On the Kolmogorov equation associated with Volterra equations and Fractional Brownian Motion

TL;DR

This paper studies a class of SPDEs driven by fractional Brownian motion linked to Volterra equations, establishing their Markov properties, differentiability, and connection to Kolmogorov equations, with open problems in regularization-by-noise.

Contribution

It introduces an original extension of the drift operator for SPDEs driven by fractional Brownian motion and analyzes their Markov and differentiability properties.

Findings

SPDE solutions form a twice Fréchet differentiable Markov flow.

Associated Kolmogorov equations are solved in the infinite-dimensional setting.
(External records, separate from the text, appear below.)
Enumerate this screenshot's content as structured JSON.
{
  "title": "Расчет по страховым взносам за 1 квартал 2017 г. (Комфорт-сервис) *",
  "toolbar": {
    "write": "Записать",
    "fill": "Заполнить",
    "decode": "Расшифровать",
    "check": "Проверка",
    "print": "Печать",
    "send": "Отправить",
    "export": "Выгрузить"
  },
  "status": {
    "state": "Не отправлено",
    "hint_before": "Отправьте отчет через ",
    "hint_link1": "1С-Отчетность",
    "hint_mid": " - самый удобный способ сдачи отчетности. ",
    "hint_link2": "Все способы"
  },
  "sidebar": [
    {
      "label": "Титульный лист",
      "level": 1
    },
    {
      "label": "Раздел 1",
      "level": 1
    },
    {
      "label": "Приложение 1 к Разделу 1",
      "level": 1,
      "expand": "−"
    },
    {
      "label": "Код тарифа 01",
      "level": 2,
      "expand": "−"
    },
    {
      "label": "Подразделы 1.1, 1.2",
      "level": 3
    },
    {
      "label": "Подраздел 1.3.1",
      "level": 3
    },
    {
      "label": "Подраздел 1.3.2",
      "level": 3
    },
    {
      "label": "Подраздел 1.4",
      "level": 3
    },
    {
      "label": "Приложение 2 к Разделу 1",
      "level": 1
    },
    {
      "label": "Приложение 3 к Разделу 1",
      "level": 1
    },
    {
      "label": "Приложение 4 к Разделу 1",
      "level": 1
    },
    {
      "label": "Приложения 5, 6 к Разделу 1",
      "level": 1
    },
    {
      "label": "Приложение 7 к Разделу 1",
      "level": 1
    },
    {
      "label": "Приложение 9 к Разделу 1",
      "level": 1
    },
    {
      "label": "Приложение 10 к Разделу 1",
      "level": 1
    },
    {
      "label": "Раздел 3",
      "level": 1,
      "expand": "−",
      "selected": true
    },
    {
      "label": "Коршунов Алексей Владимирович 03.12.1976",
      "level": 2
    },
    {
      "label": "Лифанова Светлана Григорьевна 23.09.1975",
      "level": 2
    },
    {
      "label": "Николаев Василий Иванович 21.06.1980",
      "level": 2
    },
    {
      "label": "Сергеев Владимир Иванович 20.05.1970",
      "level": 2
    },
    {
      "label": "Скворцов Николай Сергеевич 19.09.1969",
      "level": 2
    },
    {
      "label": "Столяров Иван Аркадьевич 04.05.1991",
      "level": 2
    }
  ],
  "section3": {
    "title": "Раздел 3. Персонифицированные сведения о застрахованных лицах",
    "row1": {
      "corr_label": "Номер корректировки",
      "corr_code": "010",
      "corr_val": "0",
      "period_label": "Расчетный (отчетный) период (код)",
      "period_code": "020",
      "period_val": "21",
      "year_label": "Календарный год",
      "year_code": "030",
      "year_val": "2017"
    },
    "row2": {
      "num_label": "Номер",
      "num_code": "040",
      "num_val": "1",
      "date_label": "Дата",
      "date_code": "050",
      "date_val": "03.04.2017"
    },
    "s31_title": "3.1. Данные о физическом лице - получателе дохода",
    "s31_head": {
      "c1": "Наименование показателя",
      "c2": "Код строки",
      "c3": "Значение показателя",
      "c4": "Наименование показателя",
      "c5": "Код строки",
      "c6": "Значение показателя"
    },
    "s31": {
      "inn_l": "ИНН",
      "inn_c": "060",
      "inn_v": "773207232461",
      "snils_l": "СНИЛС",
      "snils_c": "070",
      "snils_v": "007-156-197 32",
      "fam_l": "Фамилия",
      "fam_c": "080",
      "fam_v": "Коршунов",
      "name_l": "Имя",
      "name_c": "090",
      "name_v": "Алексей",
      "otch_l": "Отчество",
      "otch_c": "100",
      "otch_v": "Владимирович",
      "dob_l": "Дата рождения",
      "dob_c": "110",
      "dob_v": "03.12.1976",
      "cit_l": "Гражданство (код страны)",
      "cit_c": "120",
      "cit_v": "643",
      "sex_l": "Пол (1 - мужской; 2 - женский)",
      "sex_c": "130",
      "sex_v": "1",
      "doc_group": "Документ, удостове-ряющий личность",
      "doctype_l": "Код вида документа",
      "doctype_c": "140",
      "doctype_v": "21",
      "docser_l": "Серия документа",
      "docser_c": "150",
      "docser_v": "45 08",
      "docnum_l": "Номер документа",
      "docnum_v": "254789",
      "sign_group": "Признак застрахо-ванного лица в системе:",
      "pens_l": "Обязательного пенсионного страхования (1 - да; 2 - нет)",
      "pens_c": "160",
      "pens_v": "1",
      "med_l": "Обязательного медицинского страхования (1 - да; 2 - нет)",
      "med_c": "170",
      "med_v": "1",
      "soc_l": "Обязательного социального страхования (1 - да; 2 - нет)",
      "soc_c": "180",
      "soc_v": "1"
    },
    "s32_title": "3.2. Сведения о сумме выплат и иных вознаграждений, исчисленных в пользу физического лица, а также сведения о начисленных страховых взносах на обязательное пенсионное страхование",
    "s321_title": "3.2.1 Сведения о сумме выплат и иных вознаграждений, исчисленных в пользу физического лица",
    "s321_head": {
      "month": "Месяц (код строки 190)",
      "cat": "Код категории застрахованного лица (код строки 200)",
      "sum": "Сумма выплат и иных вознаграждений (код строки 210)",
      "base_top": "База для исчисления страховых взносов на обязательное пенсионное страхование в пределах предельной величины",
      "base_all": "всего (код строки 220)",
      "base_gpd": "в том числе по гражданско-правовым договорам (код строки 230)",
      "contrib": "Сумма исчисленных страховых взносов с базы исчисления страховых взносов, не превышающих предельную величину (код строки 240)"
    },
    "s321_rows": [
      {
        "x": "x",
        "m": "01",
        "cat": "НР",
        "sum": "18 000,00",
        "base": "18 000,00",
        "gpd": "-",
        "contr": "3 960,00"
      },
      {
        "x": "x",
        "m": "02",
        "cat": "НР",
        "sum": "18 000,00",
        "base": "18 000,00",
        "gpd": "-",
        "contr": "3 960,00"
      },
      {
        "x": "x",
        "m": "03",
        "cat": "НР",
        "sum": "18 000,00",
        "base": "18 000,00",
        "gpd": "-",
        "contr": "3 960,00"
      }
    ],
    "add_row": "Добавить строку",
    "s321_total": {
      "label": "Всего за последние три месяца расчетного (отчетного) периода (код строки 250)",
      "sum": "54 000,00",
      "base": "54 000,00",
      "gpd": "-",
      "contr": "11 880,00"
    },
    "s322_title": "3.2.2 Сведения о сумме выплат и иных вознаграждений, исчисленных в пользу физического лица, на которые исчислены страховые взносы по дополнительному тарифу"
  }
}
Obstructions in mild formulation analysis highlight open problems in regularization-by-noise.

Abstract

We consider a Volterra convolution equation in $\mathbb{R}^d$ perturbed with an additive fractional Brownian motion of Riemann-Liouville type with Hurst parameter $H\in (0,1)$. We show that its solution solves a stochastic partial differential equation (SPDE) in the Hilbert space of square-integrable functions. Such an equation motivates our study of an unconventional class of SPDEs requiring an original extension of the drift operator and its Fr\'echet differentials. We prove that these SPDEs generate a Markov stochastic flow which is twice Fr\'echet differentiable with respect to the initial data. This stochastic flow is then employed to solve, in the classical sense of infinite dimensional calculus, the path-dependent Kolmogorov equation corresponding to the SPDEs. In particular, we associate a time-dependent infinitesimal generator with the fractional Brownian motion. In the final section, we show some obstructions in the analysis of the mild formulation of the Kolmogorov equation for SPDEs driven by the same infinite dimensional noise. This problem, which is relevant to the theory of regularization-by-noise, remains open for future research.